Mendengar hal itu, Ara kembali murka dengan sang kakak. Kali ini sudah tak bisa ditolerir lagi. Ia sudah sangat yakin kalau nanti malam dia harus mengumbar aib kakaknya yang pakai boxer warna pink.
"Mampus Lo sama gue nanti, kak. Malu sampai ke ubun-ubun Lo nanti!." Kata Ara, dalam hatinya.
***
Setelah mandi dan sudah siap tidur, Ara kembali teringat dengan rencananya tadi siang. Dia menunda untuk berbaring di ranjangnya, melainkan berjalan menuju kamar orangtuanya. Dengan hati-hati, ia membuka pintu kamar mama dan papanya.
Ia hanya melihat papanya saja yang ada di kasur, memainkan ponselnya. "Pa!" Panggil Ara, masuk ke dalam.
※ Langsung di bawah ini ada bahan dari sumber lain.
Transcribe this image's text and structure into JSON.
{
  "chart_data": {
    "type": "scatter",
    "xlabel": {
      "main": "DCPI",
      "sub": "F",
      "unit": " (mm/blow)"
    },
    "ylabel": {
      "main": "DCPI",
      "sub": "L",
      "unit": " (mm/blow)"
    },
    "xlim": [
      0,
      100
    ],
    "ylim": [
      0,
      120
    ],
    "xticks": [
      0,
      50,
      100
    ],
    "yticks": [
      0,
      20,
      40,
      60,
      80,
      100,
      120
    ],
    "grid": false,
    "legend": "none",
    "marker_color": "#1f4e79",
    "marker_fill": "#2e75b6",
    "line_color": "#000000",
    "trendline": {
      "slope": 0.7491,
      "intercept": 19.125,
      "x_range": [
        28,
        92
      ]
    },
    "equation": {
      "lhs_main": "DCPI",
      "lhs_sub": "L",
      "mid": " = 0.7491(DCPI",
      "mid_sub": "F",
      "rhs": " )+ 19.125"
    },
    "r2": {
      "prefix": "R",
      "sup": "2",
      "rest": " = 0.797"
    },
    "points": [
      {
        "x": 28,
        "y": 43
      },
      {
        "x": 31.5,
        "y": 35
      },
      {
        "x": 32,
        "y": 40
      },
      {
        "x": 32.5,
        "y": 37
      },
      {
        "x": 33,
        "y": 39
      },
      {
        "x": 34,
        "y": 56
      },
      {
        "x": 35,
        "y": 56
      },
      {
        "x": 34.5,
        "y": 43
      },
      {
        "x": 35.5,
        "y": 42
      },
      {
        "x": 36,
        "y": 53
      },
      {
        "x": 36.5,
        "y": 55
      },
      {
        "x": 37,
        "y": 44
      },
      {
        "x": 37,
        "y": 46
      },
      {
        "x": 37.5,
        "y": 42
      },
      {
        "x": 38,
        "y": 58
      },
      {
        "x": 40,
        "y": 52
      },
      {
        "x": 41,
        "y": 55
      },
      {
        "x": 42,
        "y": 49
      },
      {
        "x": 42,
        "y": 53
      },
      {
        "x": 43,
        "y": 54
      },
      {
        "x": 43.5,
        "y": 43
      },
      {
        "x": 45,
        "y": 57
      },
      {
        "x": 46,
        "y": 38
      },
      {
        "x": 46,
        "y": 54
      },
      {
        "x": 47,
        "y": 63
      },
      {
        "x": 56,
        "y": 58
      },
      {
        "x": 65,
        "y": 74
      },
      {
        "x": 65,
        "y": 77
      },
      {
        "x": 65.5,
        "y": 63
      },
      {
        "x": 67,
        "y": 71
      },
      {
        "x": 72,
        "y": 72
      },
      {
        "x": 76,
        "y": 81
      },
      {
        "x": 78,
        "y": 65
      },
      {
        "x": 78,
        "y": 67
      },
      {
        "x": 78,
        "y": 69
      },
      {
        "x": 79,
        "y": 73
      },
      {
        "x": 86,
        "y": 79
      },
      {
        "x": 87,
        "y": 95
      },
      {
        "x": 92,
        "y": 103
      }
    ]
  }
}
Ia langsung naik ke atas ranjang, memeluk sang papa dengan erat. Layaknya anak kecil, Ara memasang wajah cemberut, menatap papanya dengan puppy eyes.
"Ada apa, dek? Mau apa?" Tanya papanya langsung, mengerti dengan gelagat sang anak.
"Gini, pa. Kan ada temen Ara yang ulang tahun. Ara di undang, cuman ulang tahunnya di Bali. Ara boleh gak ke Bali untuk hadir di ulang tahunnya teman Ara?" Tangannya, sudah sangat jelas itu adalah kebohongan.
"Kapan ulangtahunnya?" Tanya sang papa. Ia melepas ponselnya dan kini fokus pada anak perempuan satu-satunya.
"Besok. Acaranya besok siang, jadi Ara harus berangkat pagi-pagi banget. Boleh kan, pa?" Jawabnya. Semakin meyakinkan sang papa, Ara semakin memanyunkan bibirnya.
"Adek ada uang jajan, gak?" Tanya sang papa.
Ara mengangguk.
"Yaudah, adek boleh ke sana. Tapi ingat, adek jangan lama-lama disana. Nanti mama, papa, sama kakak kangen adek. Oke?"
"Siap!"
***
Jam 4, Ara sudah bangun. Dia menyiapkan koper dan baju-baju yang akan dia butuhkan saat di sana nanti. Meski dengan modal kebohongan, ia tetap memantapkan niatnya untuk pergi kesana.
"Pokoknya kak Ken milik kita bersama. Kalau bisa, milik Ara seorang!" Gumamnya.
Ia sudah siap dengan semuanya. Tinggal berangkat dari rumah menuju bandara, tanpa sepengetahuan sang kakak.